Deported to a concentration camp from 1941 until the end of the war, Norman Manea again left his native Romania in 1986 to escape the Ceausescu regime. He now lives in New York. In this selection of essays on the subject of exile, he explores the language and psyche of a writer forced to wander. The pieces move back and forth from the cultural-political landscape of Eastern Europe to the North America of today. There are astute critiques of fellow Romanian and American writers, of their political and cultural stands. Manea answers essential questions on censorship and on linguistic roots. He unravels the relationship of the mother tongue to the difficulties of translation. Above all, he describes what homelessness means for a writer and how, after more than twenty-five years in the West, he sees not only the bitterness but also the privilege of exile.
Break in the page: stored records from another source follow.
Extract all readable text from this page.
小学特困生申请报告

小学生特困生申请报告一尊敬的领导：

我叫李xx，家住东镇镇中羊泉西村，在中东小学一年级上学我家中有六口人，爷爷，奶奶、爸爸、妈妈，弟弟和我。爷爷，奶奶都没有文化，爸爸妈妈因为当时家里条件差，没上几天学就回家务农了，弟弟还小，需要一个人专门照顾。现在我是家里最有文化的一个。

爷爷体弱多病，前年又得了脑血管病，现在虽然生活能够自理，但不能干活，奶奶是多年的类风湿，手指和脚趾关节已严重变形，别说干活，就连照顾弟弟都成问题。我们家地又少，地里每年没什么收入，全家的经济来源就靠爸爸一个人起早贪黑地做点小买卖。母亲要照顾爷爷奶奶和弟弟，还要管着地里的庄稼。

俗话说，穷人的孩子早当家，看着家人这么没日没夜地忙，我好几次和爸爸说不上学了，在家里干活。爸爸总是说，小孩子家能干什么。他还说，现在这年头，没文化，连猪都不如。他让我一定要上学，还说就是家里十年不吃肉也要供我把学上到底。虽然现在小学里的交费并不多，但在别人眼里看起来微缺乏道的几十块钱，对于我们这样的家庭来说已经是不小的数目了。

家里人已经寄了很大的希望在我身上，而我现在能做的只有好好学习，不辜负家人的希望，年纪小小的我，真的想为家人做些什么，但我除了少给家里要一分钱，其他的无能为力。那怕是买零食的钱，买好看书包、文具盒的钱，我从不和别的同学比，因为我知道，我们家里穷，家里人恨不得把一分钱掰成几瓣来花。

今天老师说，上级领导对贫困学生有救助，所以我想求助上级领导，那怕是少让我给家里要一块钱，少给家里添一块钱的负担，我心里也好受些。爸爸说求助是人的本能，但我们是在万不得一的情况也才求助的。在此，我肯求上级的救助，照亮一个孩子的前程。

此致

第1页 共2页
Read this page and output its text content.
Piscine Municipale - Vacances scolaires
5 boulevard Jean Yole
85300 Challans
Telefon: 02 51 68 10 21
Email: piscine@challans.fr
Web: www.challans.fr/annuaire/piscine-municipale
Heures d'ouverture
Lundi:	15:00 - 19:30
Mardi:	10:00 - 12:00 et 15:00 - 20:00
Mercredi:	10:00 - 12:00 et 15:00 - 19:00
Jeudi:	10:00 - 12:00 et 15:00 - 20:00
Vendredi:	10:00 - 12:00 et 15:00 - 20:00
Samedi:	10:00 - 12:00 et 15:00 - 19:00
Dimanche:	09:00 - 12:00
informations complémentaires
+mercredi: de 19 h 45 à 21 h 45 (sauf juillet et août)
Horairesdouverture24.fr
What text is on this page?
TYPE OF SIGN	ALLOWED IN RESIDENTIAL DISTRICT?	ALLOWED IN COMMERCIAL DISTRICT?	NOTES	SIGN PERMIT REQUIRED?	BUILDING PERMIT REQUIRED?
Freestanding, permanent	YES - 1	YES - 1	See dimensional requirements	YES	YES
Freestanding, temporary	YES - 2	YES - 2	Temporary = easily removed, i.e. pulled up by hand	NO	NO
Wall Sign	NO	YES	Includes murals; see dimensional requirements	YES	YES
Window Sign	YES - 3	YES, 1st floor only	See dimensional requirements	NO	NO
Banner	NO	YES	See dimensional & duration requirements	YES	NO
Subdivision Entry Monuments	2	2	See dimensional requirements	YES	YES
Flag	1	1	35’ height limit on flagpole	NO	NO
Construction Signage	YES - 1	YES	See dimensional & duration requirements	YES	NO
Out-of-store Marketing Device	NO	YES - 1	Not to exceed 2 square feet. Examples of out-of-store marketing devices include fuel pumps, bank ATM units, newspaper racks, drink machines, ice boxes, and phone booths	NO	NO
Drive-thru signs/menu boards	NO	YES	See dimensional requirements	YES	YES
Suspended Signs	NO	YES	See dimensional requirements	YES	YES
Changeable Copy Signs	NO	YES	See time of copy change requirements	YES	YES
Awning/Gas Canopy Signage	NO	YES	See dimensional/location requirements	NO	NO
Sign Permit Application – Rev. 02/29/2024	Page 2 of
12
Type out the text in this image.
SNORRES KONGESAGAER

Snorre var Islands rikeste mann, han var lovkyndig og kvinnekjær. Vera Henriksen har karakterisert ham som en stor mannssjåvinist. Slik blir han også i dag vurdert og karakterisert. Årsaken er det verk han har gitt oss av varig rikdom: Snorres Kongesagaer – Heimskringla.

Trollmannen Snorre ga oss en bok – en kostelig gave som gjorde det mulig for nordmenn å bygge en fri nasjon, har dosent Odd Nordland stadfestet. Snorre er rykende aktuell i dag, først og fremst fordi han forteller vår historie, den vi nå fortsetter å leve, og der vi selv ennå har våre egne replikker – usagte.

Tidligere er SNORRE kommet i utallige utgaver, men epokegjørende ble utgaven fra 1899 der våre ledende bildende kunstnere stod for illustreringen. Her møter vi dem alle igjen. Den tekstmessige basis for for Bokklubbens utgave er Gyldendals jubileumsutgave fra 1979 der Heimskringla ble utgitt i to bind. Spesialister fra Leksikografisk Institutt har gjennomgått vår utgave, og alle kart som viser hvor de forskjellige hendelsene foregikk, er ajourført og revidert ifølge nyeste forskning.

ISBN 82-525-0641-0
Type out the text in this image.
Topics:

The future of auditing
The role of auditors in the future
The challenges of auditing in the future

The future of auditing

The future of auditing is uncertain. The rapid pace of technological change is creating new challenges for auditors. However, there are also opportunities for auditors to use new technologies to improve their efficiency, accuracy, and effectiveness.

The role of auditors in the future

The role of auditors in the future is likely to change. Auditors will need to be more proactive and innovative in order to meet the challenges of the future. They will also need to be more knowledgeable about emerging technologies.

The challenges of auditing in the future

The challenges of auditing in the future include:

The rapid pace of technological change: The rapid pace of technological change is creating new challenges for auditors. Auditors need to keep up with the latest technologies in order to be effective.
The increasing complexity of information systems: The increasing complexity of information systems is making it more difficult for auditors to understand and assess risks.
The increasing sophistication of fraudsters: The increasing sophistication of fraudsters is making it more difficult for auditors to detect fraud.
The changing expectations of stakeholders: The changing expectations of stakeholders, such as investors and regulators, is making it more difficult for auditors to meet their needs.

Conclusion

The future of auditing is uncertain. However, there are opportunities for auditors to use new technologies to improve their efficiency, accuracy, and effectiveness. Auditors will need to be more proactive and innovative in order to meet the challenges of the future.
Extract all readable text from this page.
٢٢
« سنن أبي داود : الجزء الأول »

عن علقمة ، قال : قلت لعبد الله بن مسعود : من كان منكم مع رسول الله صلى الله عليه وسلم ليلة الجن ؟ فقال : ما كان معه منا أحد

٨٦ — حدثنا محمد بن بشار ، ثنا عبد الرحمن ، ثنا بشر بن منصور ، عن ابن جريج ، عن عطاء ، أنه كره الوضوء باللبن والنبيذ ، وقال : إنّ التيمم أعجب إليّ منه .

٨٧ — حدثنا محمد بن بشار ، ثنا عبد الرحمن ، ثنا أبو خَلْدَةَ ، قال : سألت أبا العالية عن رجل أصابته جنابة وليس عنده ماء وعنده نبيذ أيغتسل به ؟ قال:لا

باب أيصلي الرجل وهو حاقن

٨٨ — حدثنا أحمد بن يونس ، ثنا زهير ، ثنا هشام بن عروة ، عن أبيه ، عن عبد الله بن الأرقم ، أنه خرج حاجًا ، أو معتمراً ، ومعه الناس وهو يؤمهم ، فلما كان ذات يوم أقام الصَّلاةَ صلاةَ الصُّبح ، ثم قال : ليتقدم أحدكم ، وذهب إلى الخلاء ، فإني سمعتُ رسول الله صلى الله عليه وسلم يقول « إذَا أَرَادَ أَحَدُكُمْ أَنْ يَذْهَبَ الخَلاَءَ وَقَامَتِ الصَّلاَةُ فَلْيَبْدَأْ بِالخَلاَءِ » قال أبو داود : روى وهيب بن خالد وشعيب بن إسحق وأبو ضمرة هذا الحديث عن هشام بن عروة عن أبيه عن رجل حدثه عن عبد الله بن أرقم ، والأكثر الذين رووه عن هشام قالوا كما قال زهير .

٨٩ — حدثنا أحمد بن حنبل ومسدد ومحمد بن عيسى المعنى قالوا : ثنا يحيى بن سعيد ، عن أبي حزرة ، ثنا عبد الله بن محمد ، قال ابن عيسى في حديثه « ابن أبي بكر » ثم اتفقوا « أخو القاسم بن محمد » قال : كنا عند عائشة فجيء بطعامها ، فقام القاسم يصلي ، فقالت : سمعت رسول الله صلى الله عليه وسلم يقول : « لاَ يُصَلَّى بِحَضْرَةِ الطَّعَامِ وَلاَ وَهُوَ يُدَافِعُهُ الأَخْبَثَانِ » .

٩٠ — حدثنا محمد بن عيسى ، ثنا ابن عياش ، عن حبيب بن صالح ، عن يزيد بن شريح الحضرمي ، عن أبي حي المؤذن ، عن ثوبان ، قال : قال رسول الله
These essays – many translated here for the first time – are passionate, lucid and enriching, conveying a profound perspective on our troubled society.

About the Author

Norman Manea is Francis Flourny Professor of European Culture and writer-in-residence at Bard College. A novelist and essayist, he first published in communist Romania in the 1960s, producing a string of socially critical works that led to his expulsion in 1986. His work has been translated into more than 20 languages, and he has received many important cultural and literary prizes, including the MacArthur Award (U. S. ), the Nonino Prize (Italy), and the Legion d'honeur (France). The author lives in New York City.